Domingo à tarde, praia.
Tento concentrar-me no Montalbán ("Erec e Enide") que estou quase a terminar, mas duas adolescentes que já levam sobre mim um avanço tremendo em relação ao bronze (e não só, refira-se, o que me leva a pensar que quando eu tinha a idade delas só pensava em andar de bicicleta, em brincar na rua às escondidas e à apanhada e em tocar às campaínhas) teimam em tornar audíveis as suas conversas. Para mim, que sempre me habituei a ler e a estudar nos cafés (que saudades do meu Ceuta, no Porto), o barulho nem é muito incomodativo. Até que, em certo momento, parece-me ouvir aquela que se transformou na palavra mais usada (e vulgarizada) em Portugal: pedófilo.
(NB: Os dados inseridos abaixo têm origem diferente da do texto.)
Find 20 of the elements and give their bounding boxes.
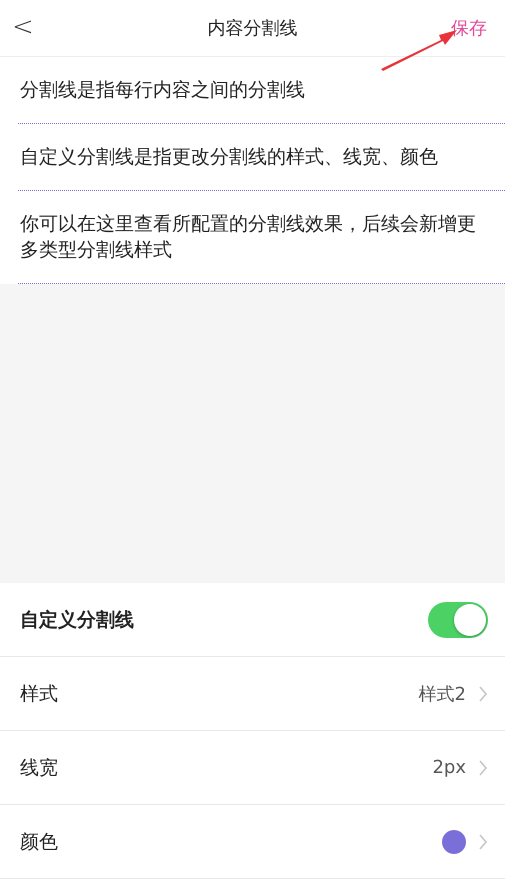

Num movimento involuntário, olho para trás, recomponho-me e e fico à escuta:
"- Não me apetece ficar aqui [aqui estava uma senhora mais velha, talvez a avó de uma delas ou de ambas]. Podemos jogar às cartas mas temos de procurar outro lugar. Olha, porque é que não vamos para ali [ali era uma zona da praia só com duas ou três pessoas]?
- P'ráli não vou!
- Porquê? É melhor...
- Está ali um pedófilo!
- Ah, pois é..."
N.B.: "Pedófilo" aqui significa homem sozinho na praia, a apanhar sol enquanto lê um livro.